Crémant de Bourgogne : dans les secrets de la bulle avec Gérard Liger-Belair

Le crémant de Bourgogne fait un « carton » : plus de 23 millions de bouteilles vendues en 2021. Un record depuis la naissance de l’appellation en 1975. Mais sait-on vraiment tout de lui ? Gérard Liger-Belair, professeur à l’université de Reims, dont les racines sont aussi à Vosne-Romanée, a percé le mystère. Cinq questions au génie de la bulle.

D’où viennent ces bulles que l’on aime tant ?

D’abord, aussi effervescent soit-il, le crémant reste un vin. Dans le processus de production, on est relativement proches du vin tranquille… jusqu’à la « prise de mousse ». C’est le nom que l’on donne à la seconde fermentation alcoolique, qui intervient dans la bouteille : après ajout d’une liqueur de tirage contenant du sucre et des levures, on la rebouche et on laisse les levures dégrader le sucre en produisant du gaz carbonique pendant quelques semaines. 

Et alors, ça gaze ?

Un peu ! On a environ 5 L de gaz carbonique, formés dans une bouteille de 75 cL. Soit 6 bar de pression dans une bouteille de vin effervescent, l’équivalent de la pression à 50 m sous l’eau… Et quand on débouche une bouteille, la vitesse d’échappement du gaz atteint presque deux fois la vitesse du son. Des réactions quasi similaires aux départs de fusées et d’avions de chasse, c’est extraordinaire !

Le contenant, c’est important ?

Pour qu’il y ait des bulles dans votre verre, il faut des petites particules à la surface de celui-ci. Ce sont des poussières atmosphériques. Autrement dit, à moins que vous plongiez votre verre dans de l’azote juste avant d’y verser votre crémant – ce que je déconseille – votre vin pétillera toujours. Il y a un lien direct entre la quantité de gaz carbonique dissout et la taille et la durée de vie des bulles. Lorsqu’on verse le vin très doucement, le potentiel d’effervescence est logiquement plus important et, surtout, pour une durée plus longue. 

Quel verre conseillez-vous pour déguster un Crémant de Bourgogne dans des conditions idéales ?
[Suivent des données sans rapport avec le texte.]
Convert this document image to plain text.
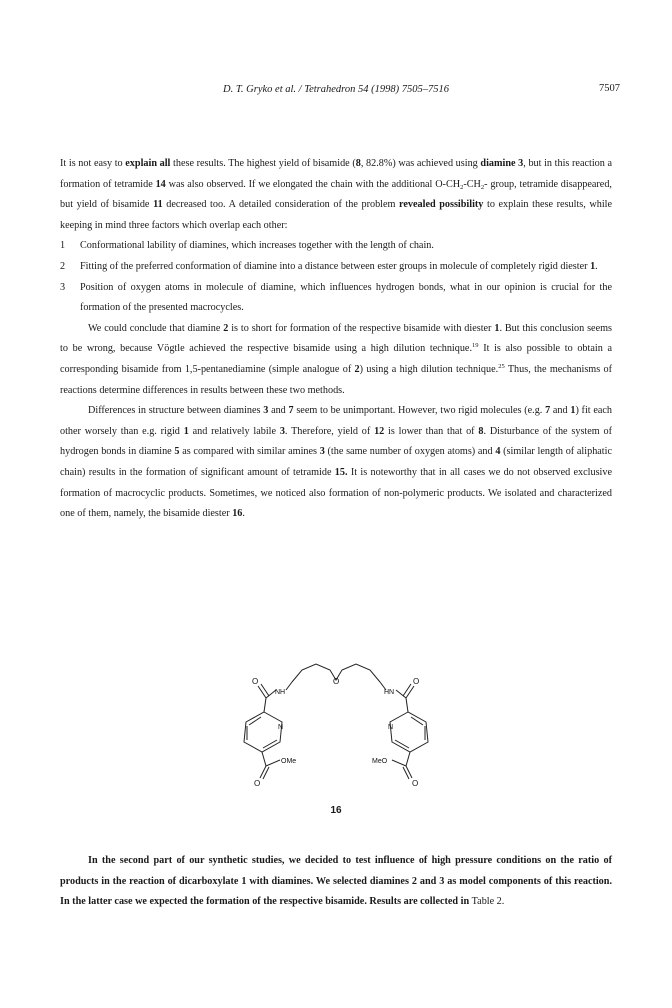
D. T. Gryko et al. / Tetrahedron 54 (1998) 7505–7516	7507

It is not easy to explain all these results. The highest yield of bisamide (8, 82.8%) was achieved using diamine 3, but in this reaction a formation of tetramide 14 was also observed. If we elongated the chain with the additional $O-CH_2-CH_2-$ group, tetramide disappeared, but yield of bisamide 11 decreased too. A detailed consideration of the problem revealed possibility to explain these results, while keeping in mind three factors which overlap each other:

1 Conformational lability of diamines, which increases together with the length of chain.
2 Fitting of the preferred conformation of diamine into a distance between ester groups in molecule of completely rigid diester 1.
3 Position of oxygen atoms in molecule of diamine, which influences hydrogen bonds, what in our opinion is crucial for the formation of the presented macrocycles.

We could conclude that diamine 2 is to short for formation of the respective bisamide with diester 1. But this conclusion seems to be wrong, because Vögtle achieved the respective bisamide using a high dilution technique.$^{19}$ It is also possible to obtain a corresponding bisamide from 1,5-pentanediamine (simple analogue of 2) using a high dilution technique.$^{25}$ Thus, the mechanisms of reactions determine differences in results between these two methods.

Differences in structure between diamines 3 and 7 seem to be unimportant. However, two rigid molecules (e.g. 7 and 1) fit each other worsely than e.g. rigid 1 and relatively labile 3. Therefore, yield of 12 is lower than that of 8. Disturbance of the system of hydrogen bonds in diamine 5 as compared with similar amines 3 (the same number of oxygen atoms) and 4 (similar length of aliphatic chain) results in the formation of significant amount of tetramide 15. It is noteworthy that in all cases we do not observed exclusive formation of macrocyclic products. Sometimes, we noticed also formation of non-polymeric products. We isolated and characterized one of them, namely, the bisamide diester 16.

O
O	O
NH	HN
N	N
OMe	MeO
O	O
16

In the second part of our synthetic studies, we decided to test influence of high pressure conditions on the ratio of products in the reaction of dicarboxylate 1 with diamines. We selected diamines 2 and 3 as model components of this reaction. In the latter case we expected the formation of the respective bisamide. Results are collected in Table 2.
Faisons un comparatif. La flûte, grande et étroite, est la plus utilisée. C’est un symbole de fête. Une fois le liquide versé, le trajet de remontée des bulles jusqu’à la surface est long et va donc permettre aux bulles de grossir, puisqu’elles captent une grande quantité de CO2 dissous. Une fois arrivées à la surface, les bulles éclatent et larguent le CO2 dissous qu’elles ont accumulé. Au nez, cela provoque comme une sensation de piqûre, que l’on appelle la piqûre carbonique. Bref, la flûte n’est pas idéale pour déguster un vin effervescent. De son côté, la coupe, généralement évasée et peu profonde, rend les bulles plus petites puisqu’on a très peu de dioxyde de carbone en raison du chemin de remontée des bulles très court. Hélas, le grand « buvant » a tendance à diluer les arômes… Pas top non plus.
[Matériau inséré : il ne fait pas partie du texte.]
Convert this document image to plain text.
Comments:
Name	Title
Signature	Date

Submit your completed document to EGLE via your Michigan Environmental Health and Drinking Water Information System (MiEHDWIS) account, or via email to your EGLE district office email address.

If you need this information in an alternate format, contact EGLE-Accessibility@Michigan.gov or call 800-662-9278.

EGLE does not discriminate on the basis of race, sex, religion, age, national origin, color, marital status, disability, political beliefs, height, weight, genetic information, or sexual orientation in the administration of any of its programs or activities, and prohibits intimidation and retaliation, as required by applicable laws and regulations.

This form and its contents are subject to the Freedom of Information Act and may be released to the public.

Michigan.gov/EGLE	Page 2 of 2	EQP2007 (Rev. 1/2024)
Ah ! Il n’y a donc rien qui aille ?

Si. Aujourd’hui, les contenants les plus adaptés se rapprochent des verres à vins tranquilles. Des verres avec une contenance plus importante qu’une flûte, avec une forme assez ovale, qui permet de conserver les arômes et de ne pas former de piqûre carbonique. Un bon compromis, en fait. À mon sens, l’idéal sont les verres à grands vins blancs.